Lors de sa première mission de 2007, le FMI en soumettant neuf banques qui représentent 98% des actifs du système bancaire à des stress tests relève que celles-ci présentent à des degrés divers des signes de vulnérabilité quant au risque de concentration des crédits octroyés. D’où le besoin pressant pour que la BAM et les autres organismes superviseurs puissent disposer d’une véritable autonomie de contrôle en la matière, selon le FMI.

La seconde mission conjointe du FMI et de la BIRD de 2015, usant des tests de stress sur 8 banques représentant 90% des actifs bancaires, souligne :

- Une vulnérabilité excessive du système bancaire au risque de concentration des crédits et ce, en dépit de l’existence des règles strictes :

- L’exposition de chaque banque à un tel risque entrainerait une sous-capitalisation de quatre banques de l’ordre de 0,8% du produit intérieur brut (PIB) sachant que les banques jouent un rôle majeur dans la restructuration de la dette des entreprises et que le champ légal de la dette privée au Maroc présente de fortes lacunes ;

- L’urgence de remédier aux contraintes de capacité du Département de surveillance bancaire (DSB). La capacité du DSB (nombre d'employés, d'experts et de ressources) n'est pas conforme à la portée nouvellement élargie des responsabilités de la BAM (banque islamique, inclusion financière, protection des consommateurs) et à l'évolution du profil de risque bancaire associé à une expansion transfrontalière rapide et interconnectivité accrue entre les secteurs bancaires et non bancaires.

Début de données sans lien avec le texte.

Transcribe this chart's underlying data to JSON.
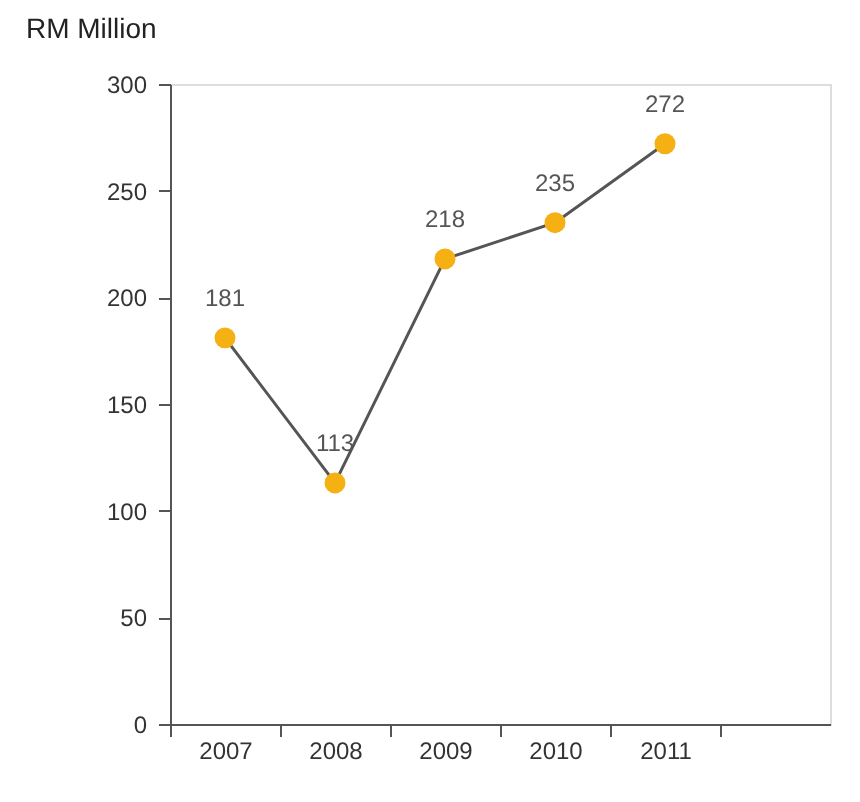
{
  "chart_data": {
    "type": "line",
    "ylabel": "RM Million",
    "categories": [
      "2007",
      "2008",
      "2009",
      "2010",
      "2011"
    ],
    "series": [
      {
        "color": "#555555",
        "colors": [
          "#f5b014",
          "#f5b014",
          "#f5b014",
          "#f5b014",
          "#f5b014"
        ],
        "values": [
          181,
          113,
          218,
          235,
          272
        ]
      }
    ],
    "marker": "circle",
    "ylim": [
      0,
      300
    ],
    "yticks": [
      0,
      50,
      100,
      150,
      200,
      250,
      300
    ],
    "grid": false,
    "legend": false,
    "data_labels": true
  }
}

De même, ladite mission conjointe de 2015 mentionne le fait que le système bancaire exclut de son financement de larges segments de la population dont les femmes et les pauvres vivant dans les zones rurales. Il en est de même des petites entreprises, des sociétés de presse appartenant à des femmes ou des entreprises innovantes et ce, en raison des risques et/ou des coûts plus élevés et plus généralement des difficultés liées à l’accès aux droits de garantie exigés par le système bancaire.

C’est dire autant « de barrières à l’accès au crédit » que « le Groupement Professionnel des Banques du Maroc (GPBM), BAM, le Conseil de la Concurrence et surtout le pouvoir exécutif n’ont pas cherché à faire tomber » fait remarquer l’auteur de l’ouvrage à la page 12. L’ouvrage en question se divise en deux parties :

- Les principales manifestations du processus de concentration-centralisation des crédits bancaires ;

- Les principaux facteurs sous-tendant la concentration-centralisation des crédits bancaires.